Let's try to hack through with the most simplistic approach, search for a basis function $y=e^S$, with the guiding idea that $|s'|\ll s^2$, $s=S'$. Then the equation becomes $$ 0=ϵ(s'+s^2)−x^4s−1. $$ By the guiding idea, solve the quadratic equation $0=ϵs^2−x^4s−1$, $$ s_1=\frac{x^4+\sqrt{x^8+4ϵ}}{2ϵ}\approx\frac{x^4}{ϵ} $$ or $$ s_2=\frac{-2}{x^4+\sqrt{x^8+4ϵ}} =-\frac1{\sqrtϵ}+\frac{x^4+(\sqrt{x^8+4ϵ}-\sqrt{4ϵ})}{\sqrtϵ(x^4+\sqrt{x^8+4ϵ})} =-\frac1{\sqrtϵ}+\frac{x^4}{\sqrtϵ}·\frac{1+\frac{x^4}{\sqrt{x^8+4ϵ}+\sqrt{4ϵ}}}{x^4+\sqrt{x^8+4ϵ}} $$ Thus $y_1=\exp(S_1)\approx\exp(\frac{x^5-1}{5ϵ})$ has a boundary layer of width $1$ at $x=1$, while $S_2(x)=-\frac{x}{\sqrtϵ}-...$ gives a layer at $x=0$ of width $1/2$ with a second term that becomes important further inwards at about $x=\sqrt[8]ϵ$. For larger $x$ the full expression does not become zero, one gets $S_2(x)\approx c+x^{-3}/3$.

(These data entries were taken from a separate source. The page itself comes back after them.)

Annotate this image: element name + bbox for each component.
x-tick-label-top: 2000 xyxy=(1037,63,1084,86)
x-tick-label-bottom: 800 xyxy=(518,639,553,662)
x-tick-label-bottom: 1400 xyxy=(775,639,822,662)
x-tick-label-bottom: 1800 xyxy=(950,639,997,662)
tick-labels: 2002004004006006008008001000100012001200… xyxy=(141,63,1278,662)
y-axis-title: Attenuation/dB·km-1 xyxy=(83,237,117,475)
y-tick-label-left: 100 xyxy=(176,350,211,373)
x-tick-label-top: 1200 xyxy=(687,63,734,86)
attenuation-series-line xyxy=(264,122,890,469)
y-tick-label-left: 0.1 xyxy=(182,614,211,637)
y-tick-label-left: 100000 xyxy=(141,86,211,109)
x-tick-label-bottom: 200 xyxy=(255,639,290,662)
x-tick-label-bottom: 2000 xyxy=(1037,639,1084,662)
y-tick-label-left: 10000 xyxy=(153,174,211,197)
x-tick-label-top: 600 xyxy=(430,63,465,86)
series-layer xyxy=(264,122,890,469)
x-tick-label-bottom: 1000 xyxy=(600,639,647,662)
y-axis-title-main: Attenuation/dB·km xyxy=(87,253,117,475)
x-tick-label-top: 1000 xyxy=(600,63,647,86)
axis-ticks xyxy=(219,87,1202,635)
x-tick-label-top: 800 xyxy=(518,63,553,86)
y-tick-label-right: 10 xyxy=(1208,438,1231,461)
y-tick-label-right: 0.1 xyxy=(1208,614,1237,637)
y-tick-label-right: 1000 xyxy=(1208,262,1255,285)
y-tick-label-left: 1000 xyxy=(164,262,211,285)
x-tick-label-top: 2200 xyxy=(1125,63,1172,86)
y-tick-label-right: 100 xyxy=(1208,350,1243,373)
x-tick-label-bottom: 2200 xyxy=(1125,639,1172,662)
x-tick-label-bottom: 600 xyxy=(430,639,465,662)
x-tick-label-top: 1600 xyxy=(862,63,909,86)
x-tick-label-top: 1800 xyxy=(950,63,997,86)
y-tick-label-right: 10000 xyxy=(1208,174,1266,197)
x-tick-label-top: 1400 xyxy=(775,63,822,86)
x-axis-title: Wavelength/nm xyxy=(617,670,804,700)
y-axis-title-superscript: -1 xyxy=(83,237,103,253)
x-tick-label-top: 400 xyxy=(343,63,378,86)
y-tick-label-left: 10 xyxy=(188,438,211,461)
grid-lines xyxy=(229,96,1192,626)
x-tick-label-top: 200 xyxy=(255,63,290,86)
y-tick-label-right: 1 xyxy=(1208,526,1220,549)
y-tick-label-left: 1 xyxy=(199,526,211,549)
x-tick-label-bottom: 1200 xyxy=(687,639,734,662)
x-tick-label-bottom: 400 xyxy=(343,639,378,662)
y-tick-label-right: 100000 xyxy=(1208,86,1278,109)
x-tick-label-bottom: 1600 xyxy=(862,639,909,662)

I do not see what a suitable value of $c$ or a matching formula could be, also the exact integral formula is not immediately helpful, $$ S_2(x) = \frac{x}{ϵ}\,{}_2F_1\left(-\frac12, \frac18, \frac98, -\frac{x^8}{4ϵ}\right) - \frac{x^5}{10ϵ} + c $$